Em um país que clama pela honestidade de seus políticos e agentes públicos, é curioso imaginar qual seria a atitude de um cidadão ao encontrar na rua algo que não lhe pertence. Para estimular essa reação, a reportagem "perdeu" carteiras praticamente idênticas em diferentes pontos da área central de Caxias do Sul, semana passada. Dentro havia R$ 10 em dinheiro, fotos, cartões de visita, recortes de jornal com vagas de emprego e outros papeis aparentemente sem importância.
Das oito carteiras encontradas aleatoriamente sobre as calçadas de ruas e praças, três foram devolvidas poucos minutos depois. As boas ações pararam por aí. Cinco carteiras catadas no chão por homens e mulheres de diferentes idades não reapareceram.
Não seria difícil devolver o prosaico objeto. Orientações sobre como achar o proprietário estavam bem à vista de quem fosse remexer na carteira. Um bilhete dizia: Se você encontrou essa carteira é porque ela está perdida. O dono pode ser encontrado no telefone (...).
>> MURAL: O que você faria se encontrasse uma carteira perdida na rua?
>> "Achei um gesto nobre", conta mulher que recebeu carteira perdida
>> "Penso em mim", diz estilista que se esforçou para devolver carteira
>> "Se tem só dez reais, não é meu", opina mulher
A reportagem não teve a pretensão de medir se somos mais ou menos honestos, mas apenas constatar se há espaço para gestos nobres numa cidade onde a pressa e o individualismo avançam a passos largos.
- O Brasil tem uma formação cultural que não poderia ser enquadrada dentro dos padrões mais éticos. As atitudes de honestidade e da boa ação são uma excepcionalidade muitas vezes, tanto que vira notícia. Isso não quer dizer que alguém que comete um pequeno delito fará um grande delito. Mas talvez não o faça porque não tem oportunidade - teoriza o sociólogo João Ignácio Pires Lucas.

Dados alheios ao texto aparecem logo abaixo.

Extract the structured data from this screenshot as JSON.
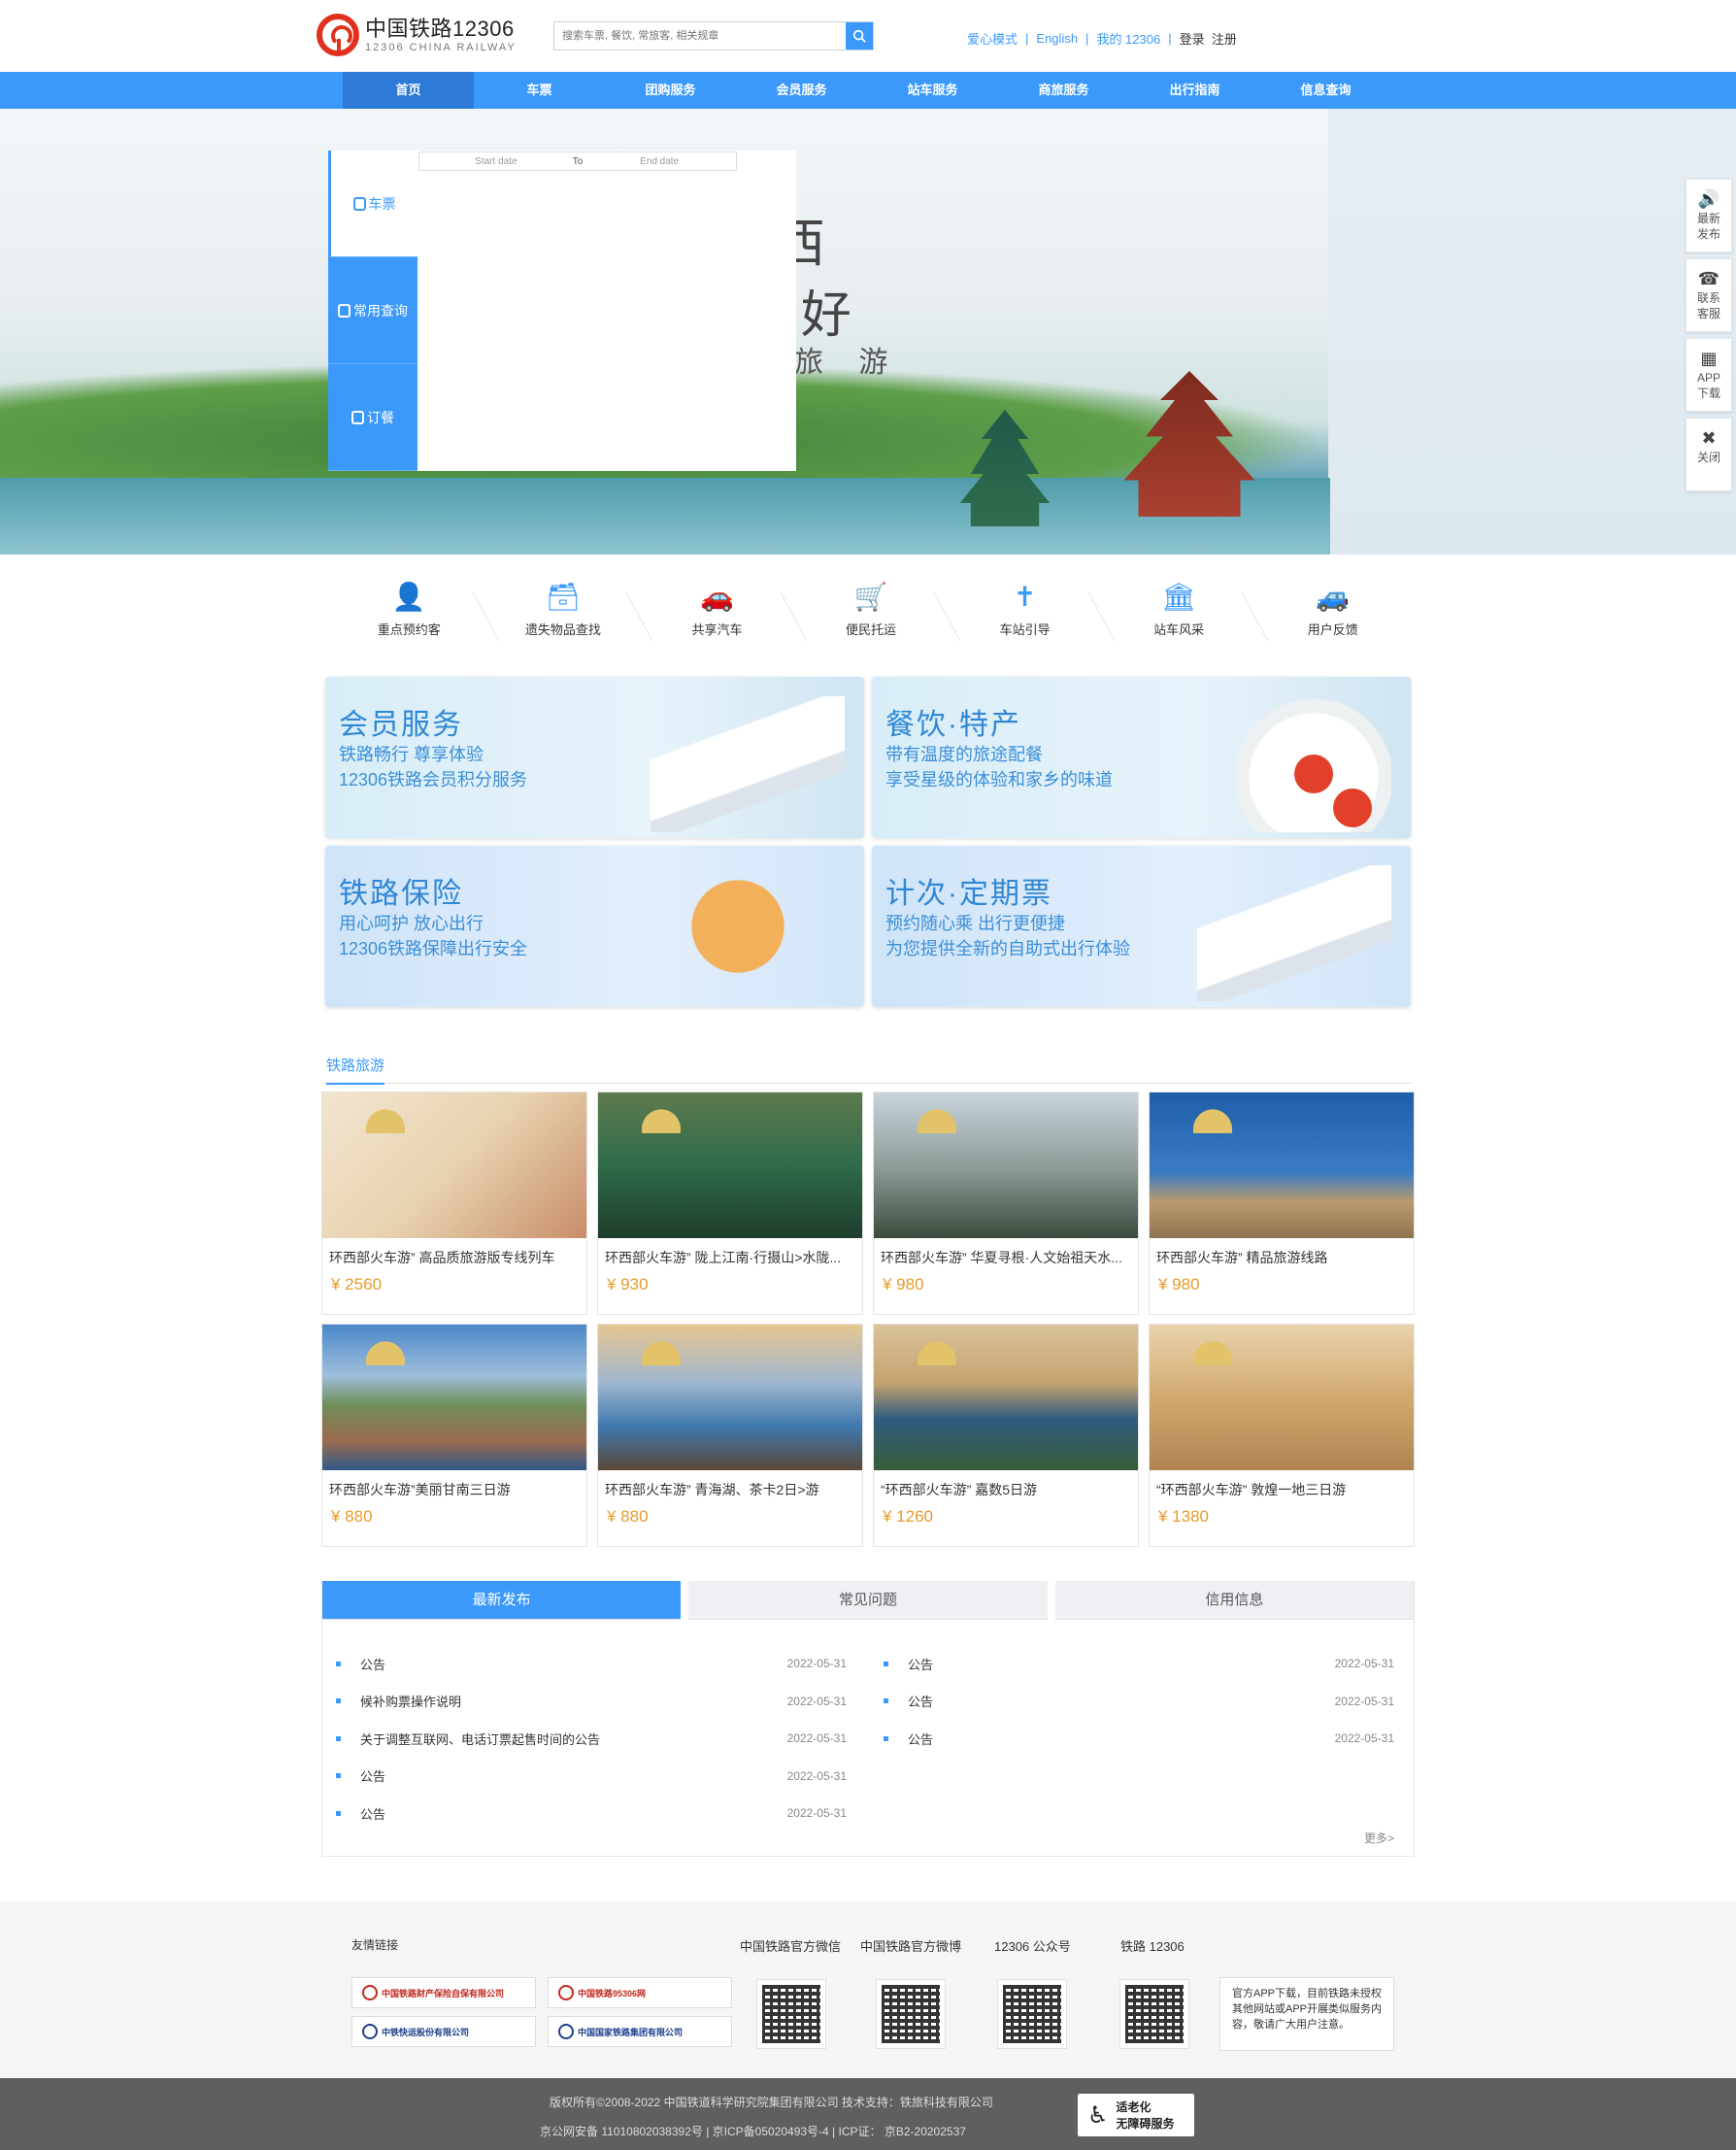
{
  "header": {
    "logo_cn": "中国铁路12306",
    "logo_en": "12306 CHINA RAILWAY",
    "search_placeholder": "搜索车票, 餐饮, 常旅客, 相关规章",
    "links": [
      "爱心模式",
      "English",
      "我的 12306"
    ],
    "login": "登录",
    "register": "注册"
  },
  "nav": [
    "首页",
    "车票",
    "团购服务",
    "会员服务",
    "站车服务",
    "商旅服务",
    "出行指南",
    "信息查询"
  ],
  "hero": {
    "text1": "西",
    "text2": "/ 好",
    "text3": "旅 游"
  },
  "booking": {
    "tabs": [
      "车票",
      "常用查询",
      "订餐"
    ],
    "start_date": "Start date",
    "to": "To",
    "end_date": "End date"
  },
  "side_tools": [
    {
      "icon": "speaker-icon",
      "label": "最新发布"
    },
    {
      "icon": "phone-icon",
      "label": "联系客服"
    },
    {
      "icon": "qr-icon",
      "label": "APP下载"
    },
    {
      "icon": "close-icon",
      "label": "关闭"
    }
  ],
  "services": [
    "重点预约客",
    "遗失物品查找",
    "共享汽车",
    "便民托运",
    "车站引导",
    "站车风采",
    "用户反馈"
  ],
  "promos": [
    {
      "title": "会员服务",
      "line1": "铁路畅行 尊享体验",
      "line2": "12306铁路会员积分服务"
    },
    {
      "title": "餐饮·特产",
      "line1": "带有温度的旅途配餐",
      "line2": "享受星级的体验和家乡的味道"
    },
    {
      "title": "铁路保险",
      "line1": "用心呵护 放心出行",
      "line2": "12306铁路保障出行安全"
    },
    {
      "title": "计次·定期票",
      "line1": "预约随心乘  出行更便捷",
      "line2": "为您提供全新的自助式出行体验"
    }
  ],
  "travel": {
    "title": "铁路旅游",
    "items": [
      {
        "name": "环西部火车游” 高品质旅游版专线列车",
        "price": "¥ 2560"
      },
      {
        "name": "环西部火车游” 陇上江南·行摄山>水陇...",
        "price": "¥ 930"
      },
      {
        "name": "环西部火车游” 华夏寻根·人文始祖天水...",
        "price": "¥ 980"
      },
      {
        "name": "环西部火车游” 精品旅游线路",
        "price": "¥ 980"
      },
      {
        "name": "环西部火车游”美丽甘南三日游",
        "price": "¥ 880"
      },
      {
        "name": "环西部火车游” 青海湖、茶卡2日>游",
        "price": "¥ 880"
      },
      {
        "name": "“环西部火车游” 嘉数5日游",
        "price": "¥ 1260"
      },
      {
        "name": "“环西部火车游” 敦煌一地三日游",
        "price": "¥ 1380"
      }
    ]
  },
  "notice": {
    "tabs": [
      "最新发布",
      "常见问题",
      "信用信息"
    ],
    "left": [
      {
        "title": "公告",
        "date": "2022-05-31"
      },
      {
        "title": "候补购票操作说明",
        "date": "2022-05-31"
      },
      {
        "title": "关于调整互联网、电话订票起售时间的公告",
        "date": "2022-05-31"
      },
      {
        "title": "公告",
        "date": "2022-05-31"
      },
      {
        "title": "公告",
        "date": "2022-05-31"
      }
    ],
    "right": [
      {
        "title": "公告",
        "date": "2022-05-31"
      },
      {
        "title": "公告",
        "date": "2022-05-31"
      },
      {
        "title": "公告",
        "date": "2022-05-31"
      }
    ],
    "more": "更多>"
  },
  "footer": {
    "friend_links_title": "友情链接",
    "friend_links": [
      "中国铁路财产保险自保有限公司",
      "中国铁路95306网",
      "中铁快运股份有限公司",
      "中国国家铁路集团有限公司"
    ],
    "qr_titles": [
      "中国铁路官方微信",
      "中国铁路官方微博",
      "12306 公众号",
      "铁路 12306"
    ],
    "note": "官方APP下载，目前铁路未授权其他网站或APP开展类似服务内容，敬请广大用户注意。",
    "copyright": "版权所有©2008-2022   中国铁道科学研究院集团有限公司   技术支持：铁旅科技有限公司",
    "icp": "京公网安备  11010802038392号  |  京ICP备05020493号-4  |  ICP证：  京B2-20202537",
    "badge_line1": "适老化",
    "badge_line2": "无障碍服务"
  },
  "colors": {
    "accent": "#3b99fc",
    "nav_active": "#2d7ad9",
    "price": "#e89a2a",
    "logo_red": "#e0301e"
  }
}
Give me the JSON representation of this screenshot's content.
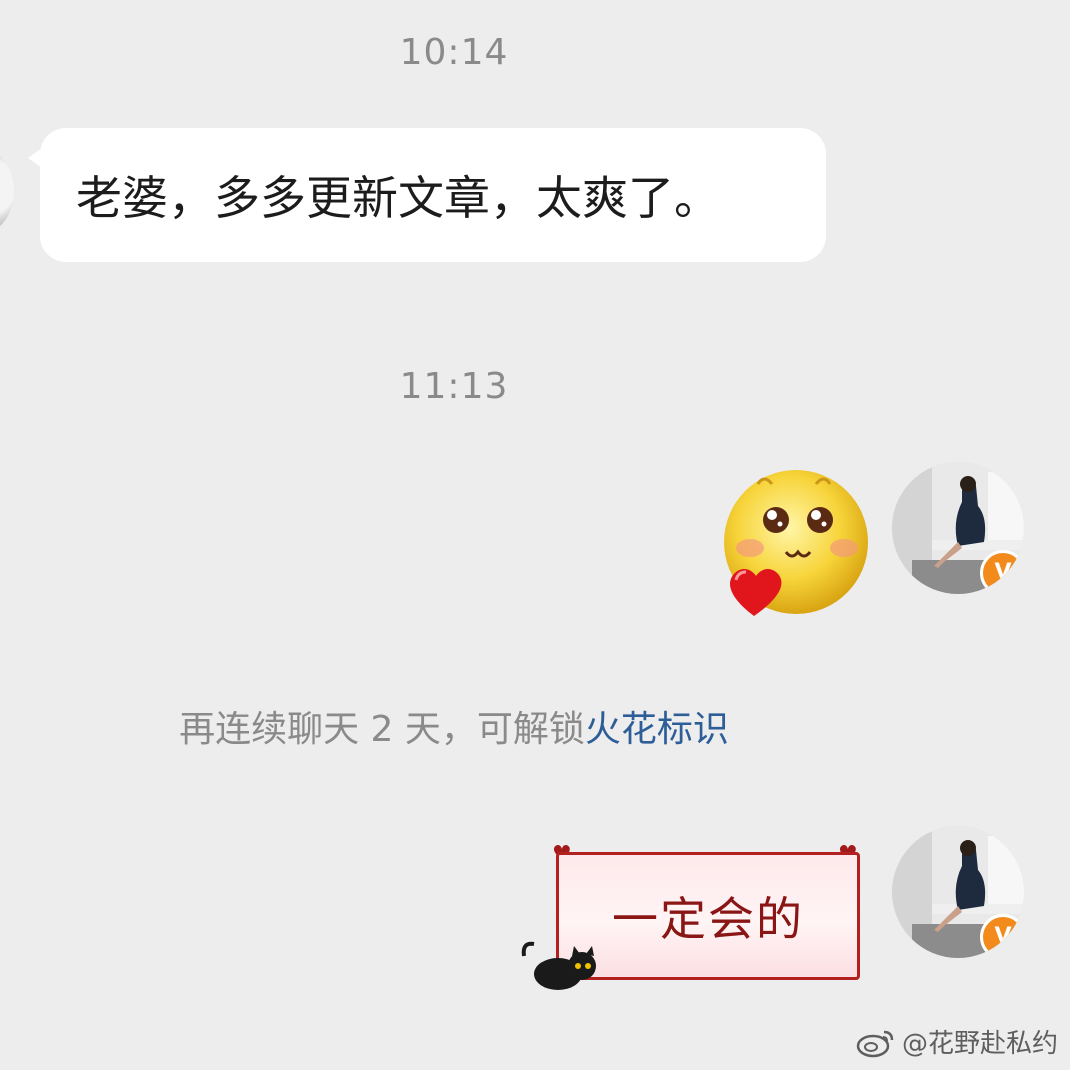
{
  "messages": {
    "time_1": "10:14",
    "incoming_text": "老婆，多多更新文章，太爽了。",
    "time_2": "11:13",
    "outgoing_sticker_text": "一定会的"
  },
  "notice": {
    "prefix": "再连续聊天 2 天，可解锁",
    "link": "火花标识"
  },
  "badge": {
    "label": "V"
  },
  "watermark": {
    "text": "@花野赴私约"
  },
  "colors": {
    "background": "#ededed",
    "bubble_in": "#ffffff",
    "link": "#2e5e98",
    "badge": "#f28b1c",
    "sticker_border": "#b32020"
  },
  "icons": [
    "emoji-love-sticker",
    "verified-badge-icon",
    "black-cat-icon",
    "weibo-logo-icon"
  ]
}
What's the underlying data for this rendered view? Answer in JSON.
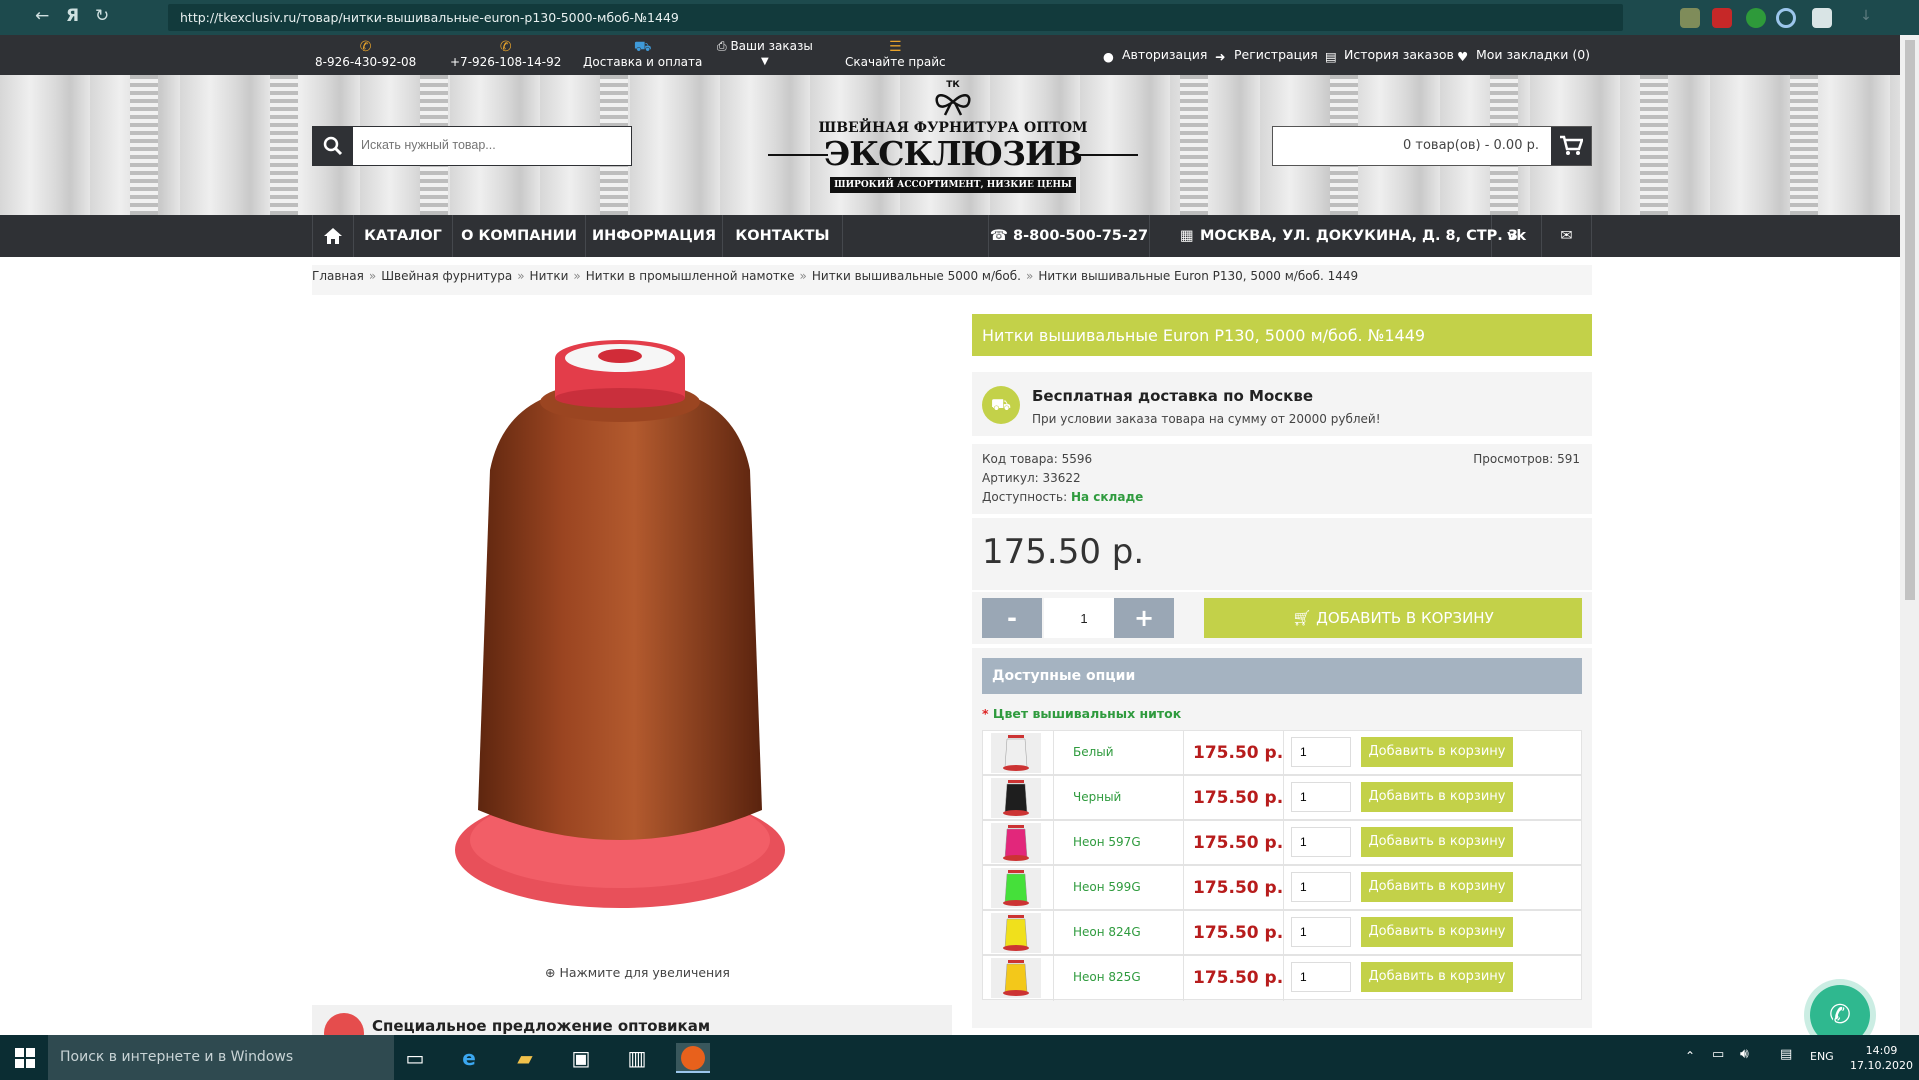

ROTA DAS CARTEIRAS "PERDIDAS"
Entre os dias 26 e 27 de março, a reportagem abandonou oito carteiras pela cidade. Veja o que aconteceu:
Dia 26 de março
Praça Dante Alighieri: carteira deixada na praça às 10h28min, perto do chafariz. Em menos de dois minutos, cinco pessoas passaram pela carteira. Uma mulher viu-a, parou e ameaçou retornar, mas seguiu adiante. Dois minutos depois, uma mulher e um rapaz apanharam a carteira e telefonaram para o celular anotado num papel.
Garibaldi quase esquina com Sinimbu: perdida às 10h55mim. Em três minutos, seis pessoas passaram pela carteira, mas somente um homem juntou-a e se esforçou para encontrar o dono.
Sinimbu quase esquina com Garibaldi: duas carteiras abandonadas ao lado das obras do corredor de ônibus 11h08min. Em menos de um minuto, um homem recolheu a primeira carteira. Duas mulheres pegaram a outra às 11h16min. Ninguém telefonou para devolvê-las.
Sinimbu quase esquina com Marechal Floriano: duas carteiras deixadas perto de uma parada de ônibus. A primeira, às 11h30min. De quatro pessoas que passaram, apenas um casal viu e recolheu-a. A mulher guardou a carteira dentro de uma bolsa e seguiu adiante. Três minutos depois, a reportagem largou outra carteira na beira da calçada, recolhida em seguida por três rapazes. O trio observou o conteúdo, e um dos jovens sacou o celular para ligar para o número descrito na carteira, mas desistiu. O grupo foi embora com a carteira.
Praça da Bandeira, na Rua Moreira César: carteira deixada junto a um parquímetro às 11h41min. Um homem encontrou-a, juntou-a e levou-a até uma banca de revistas. A dona da banca ligou para o telefone que constava na carteira e conclui a devolução.
Dia 27 de março
Coronel Flores, entre a Avenida Júlio e Pinheiro Machado: carteira deixada na calçada da Coronel às 16h15min ficou poucos minutos exposta. Um homem pegou-a, remexeu no conteúdo e levou-a embora. Ele não manteve contato para devolver a carteira.